"Habire alışveriş merkezi açılması iyiye mi alamet yoksa kötüye mi?" sorusu tartışıladursun, dün itibariyle İstanbul yeni bir alışveriş merkezi ya da o moda deyişle "yaşam alanı" daha kazandı:
City’s Nişantaşı. Aslında burayı mağazaları henüz ortada yokken, yaklaşık bir ay önce filan içeri sızıp gezmiştim. Yani atmosferine aşinayım.
Neyse, hazırsanız başlayalım, City’s olayı madde madde şudur arkadaşlar...
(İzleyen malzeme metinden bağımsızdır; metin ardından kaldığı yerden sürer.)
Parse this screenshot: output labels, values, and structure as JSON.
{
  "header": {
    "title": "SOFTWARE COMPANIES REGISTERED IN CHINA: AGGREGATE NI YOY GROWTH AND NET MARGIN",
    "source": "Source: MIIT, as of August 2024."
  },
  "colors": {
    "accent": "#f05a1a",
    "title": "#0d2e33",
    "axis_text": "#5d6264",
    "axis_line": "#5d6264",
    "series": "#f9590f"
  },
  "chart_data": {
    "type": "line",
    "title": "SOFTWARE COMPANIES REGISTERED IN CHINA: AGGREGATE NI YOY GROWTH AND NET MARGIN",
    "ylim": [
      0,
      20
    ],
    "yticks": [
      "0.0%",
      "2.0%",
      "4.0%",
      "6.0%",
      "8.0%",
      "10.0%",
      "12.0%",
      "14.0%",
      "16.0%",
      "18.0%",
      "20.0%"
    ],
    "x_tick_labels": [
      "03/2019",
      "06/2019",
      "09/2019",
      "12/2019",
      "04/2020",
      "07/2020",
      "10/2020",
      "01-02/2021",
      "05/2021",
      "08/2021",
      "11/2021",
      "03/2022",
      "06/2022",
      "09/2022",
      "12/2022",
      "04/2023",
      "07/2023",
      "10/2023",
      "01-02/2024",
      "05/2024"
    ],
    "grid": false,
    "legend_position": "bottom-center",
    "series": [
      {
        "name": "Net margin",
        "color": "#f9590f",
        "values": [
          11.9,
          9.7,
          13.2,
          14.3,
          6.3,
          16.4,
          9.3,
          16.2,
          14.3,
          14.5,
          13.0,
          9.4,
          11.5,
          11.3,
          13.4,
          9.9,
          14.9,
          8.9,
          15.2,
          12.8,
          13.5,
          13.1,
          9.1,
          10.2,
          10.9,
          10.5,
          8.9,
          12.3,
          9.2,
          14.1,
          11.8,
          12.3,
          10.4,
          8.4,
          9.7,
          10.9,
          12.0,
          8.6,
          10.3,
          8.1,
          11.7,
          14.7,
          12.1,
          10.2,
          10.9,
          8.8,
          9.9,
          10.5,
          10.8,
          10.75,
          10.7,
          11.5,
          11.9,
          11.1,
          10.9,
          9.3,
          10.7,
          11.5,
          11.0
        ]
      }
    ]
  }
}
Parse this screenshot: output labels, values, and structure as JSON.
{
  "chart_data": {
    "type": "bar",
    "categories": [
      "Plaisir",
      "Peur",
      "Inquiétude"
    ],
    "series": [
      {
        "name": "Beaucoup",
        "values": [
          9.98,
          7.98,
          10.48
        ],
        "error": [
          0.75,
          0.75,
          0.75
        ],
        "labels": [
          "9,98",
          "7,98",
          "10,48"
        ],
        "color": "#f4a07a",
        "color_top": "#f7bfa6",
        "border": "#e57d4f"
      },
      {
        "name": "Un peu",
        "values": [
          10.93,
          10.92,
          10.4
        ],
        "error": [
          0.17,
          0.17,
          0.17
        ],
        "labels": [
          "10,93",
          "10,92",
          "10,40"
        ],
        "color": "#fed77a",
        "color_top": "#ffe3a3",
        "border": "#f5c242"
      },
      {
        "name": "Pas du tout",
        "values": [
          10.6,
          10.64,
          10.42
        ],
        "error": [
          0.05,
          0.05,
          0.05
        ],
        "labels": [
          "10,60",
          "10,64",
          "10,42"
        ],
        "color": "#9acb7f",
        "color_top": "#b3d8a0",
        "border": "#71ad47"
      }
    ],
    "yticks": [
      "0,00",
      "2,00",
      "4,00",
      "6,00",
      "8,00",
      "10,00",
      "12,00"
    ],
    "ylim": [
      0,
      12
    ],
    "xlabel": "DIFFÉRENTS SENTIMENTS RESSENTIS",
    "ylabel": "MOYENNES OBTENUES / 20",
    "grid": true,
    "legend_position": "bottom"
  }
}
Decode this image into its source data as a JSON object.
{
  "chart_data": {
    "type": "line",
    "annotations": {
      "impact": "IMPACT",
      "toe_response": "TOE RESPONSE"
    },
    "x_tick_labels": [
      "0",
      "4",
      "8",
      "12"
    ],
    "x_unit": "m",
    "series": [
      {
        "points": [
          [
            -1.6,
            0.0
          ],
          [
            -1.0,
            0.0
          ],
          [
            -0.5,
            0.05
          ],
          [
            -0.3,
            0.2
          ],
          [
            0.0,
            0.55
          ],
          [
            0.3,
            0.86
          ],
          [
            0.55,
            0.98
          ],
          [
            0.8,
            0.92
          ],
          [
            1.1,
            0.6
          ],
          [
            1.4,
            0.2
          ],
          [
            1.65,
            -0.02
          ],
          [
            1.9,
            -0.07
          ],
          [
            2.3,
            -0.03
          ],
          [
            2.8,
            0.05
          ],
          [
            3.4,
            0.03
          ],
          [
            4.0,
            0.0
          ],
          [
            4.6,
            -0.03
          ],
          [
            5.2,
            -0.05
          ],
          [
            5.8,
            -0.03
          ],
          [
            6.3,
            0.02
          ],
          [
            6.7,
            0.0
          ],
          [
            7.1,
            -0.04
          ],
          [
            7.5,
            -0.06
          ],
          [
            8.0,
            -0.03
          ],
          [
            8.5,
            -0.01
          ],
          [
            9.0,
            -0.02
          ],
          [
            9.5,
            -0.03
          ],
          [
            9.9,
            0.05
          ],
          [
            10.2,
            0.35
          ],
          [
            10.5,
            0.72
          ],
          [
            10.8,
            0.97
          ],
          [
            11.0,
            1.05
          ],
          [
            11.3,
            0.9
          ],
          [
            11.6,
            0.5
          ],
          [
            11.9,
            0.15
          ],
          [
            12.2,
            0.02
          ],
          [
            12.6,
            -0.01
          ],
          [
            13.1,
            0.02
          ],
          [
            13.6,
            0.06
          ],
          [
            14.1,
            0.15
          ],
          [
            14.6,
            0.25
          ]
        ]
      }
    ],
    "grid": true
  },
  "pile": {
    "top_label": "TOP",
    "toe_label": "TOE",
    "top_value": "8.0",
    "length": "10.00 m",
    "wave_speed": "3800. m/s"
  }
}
BİR GECE KULÜBÜ HAVASI MI VAR NEDİR
n Girişte otellerden aşina olduğumuz doorman’ler var. Taksiden inseniz dahi hemen kapınızı açıp içeriye buyur ediyorlar. Kendinizi otel ya da gece kulübüne gelmiş gibi hissediyorsunuz.
n Aslında City’s biraz da gece kulübü gibi. Öncelikle aydınlatmasından dolayı.
Burada o meşhurrr Akmerkez’in ışıl ışıl aydınlığından eser yok.
Sarı, gece mavisi ve daha bir sürü renge bürünen tavandaki aydınlatmalar gözü yormuyor, hatta bazen neredeyse loş bir ortam yaratıyor.
Ayrıca akşam saatlerinde dj müziği var. Suat Ateşdağlı ve ekibi yapıyor müziği.
n Bolca yürüyen merdiven var. En alt kattan en tepedeki kata çıkmak mesela, bayağı bir iş.
Asansör de var, ama yürüyen merdiven daha keyifli.
Ayrıca; ahşap giydirmeli yürüyen merdivenler, şık olmuş.
TAVSİYE: DENİZ YOSUNLU JELİ MINCIKLAMAYIN
n Öyle bilmem kaç metrakarelik, kendinizi kaybettiğiniz mağazalar yok. Tüm markalar küçük alanlara sığdırılmış. Hangi mağazalar mı var? Diğer alışveriş merkezlerinden farklı olarak Versace Jeans, Jean Paul Gaultier, Roberto Cavalli, Pura Lopez, Nike Woman, Galliano markaları mevcut.
Bir de İngiliz doğal kozmetik markası Lush. İlginç şeyler var orada. Mesela deniz yosunundan yapılma duş jeli. Ama öyle şişede satılmıyor. Basbayağı açıkta, kaç gram istersen deniz yosunu jeli alıyorsun. Jel de tam silikon kıvamında, löp löp. Dokundum biraz, berbat bir histi.
n City’s’in asıl dikkat çekici yanı ise cafe-bar ve restoranları. Yani City’s ikinci bir Kanyon olacak diyebiliriz. Orada da alışverişten çok yeme-içme mekanları ilgi gördü ya, City’s’in kaderi de öyle olacak. Özellikle de gece 02.00’a kadar mekanlar açık kalabileceği için.
VE MEKANLAR
n En dikkat çekici mekanlar ise tasarımına bayıldığım Grey, Fransız esintili Cafe Clementine ve haftalar öncesinden popüler olan Its a Joke. Kebabıyla meşhur Venge’nin ise "Plus"ı var. Neden plus olduğu da öğrenildi hemen. Meğer kebap yokmuş Venge Plus’ta. Demek kebap olmayınca "plus" olunuyormuş (şaşırdım bebeğim)...
n Her bir katı farklı renkteki otoparkları ise epey tuzluymuş City’s’in. -Muş diyorum, çünkü ben değil bir arkadaşım park etmiş arabasını otoparka. Beş saatlik park ücreti olarak aldıkları para arkadaşımın içine oturmuş tabii, "Hiçbir mall’da bu kadar pahalı değil" diye dert yanıyordu.
YERİN ALTINDA 10 KAT
n 14 ay gibi rekor bir sürede inşaatı biten City’s’in asıl şaşırtıcı tarafı, zemin kattan aşağıda tam 10 kat barındırması. Nitekim binanın yükseldiği zemin kayalıkmış ve inşaat yapmak hayli zor olmuş. Neyse, zorluk bizi bağlamaz, keşke oymuşken yerin altını yirmi-otuz kat daha yapsalarmış, "dünyanın merkezine seyahatler" düzenlenebilirdi mesela.
n Sinema katı henüz açılmadığı için bir fikrim yok. O katta yer alacak Barcode adlı mekanla ilgili de. Ama Barcode’un sahibi Erol Kaynar’ın söylediğine göre Barcode’un nefis bir deniz manzarası var. Bu arada yeri gelmişken; hiç penceresiz/ışık görmeyen ve üstüne üstlük dekorasyonu da koyu renklerdeki bazı yeme-içme mekanları çok boğucu gelebilir Nişantaşı insanlığına.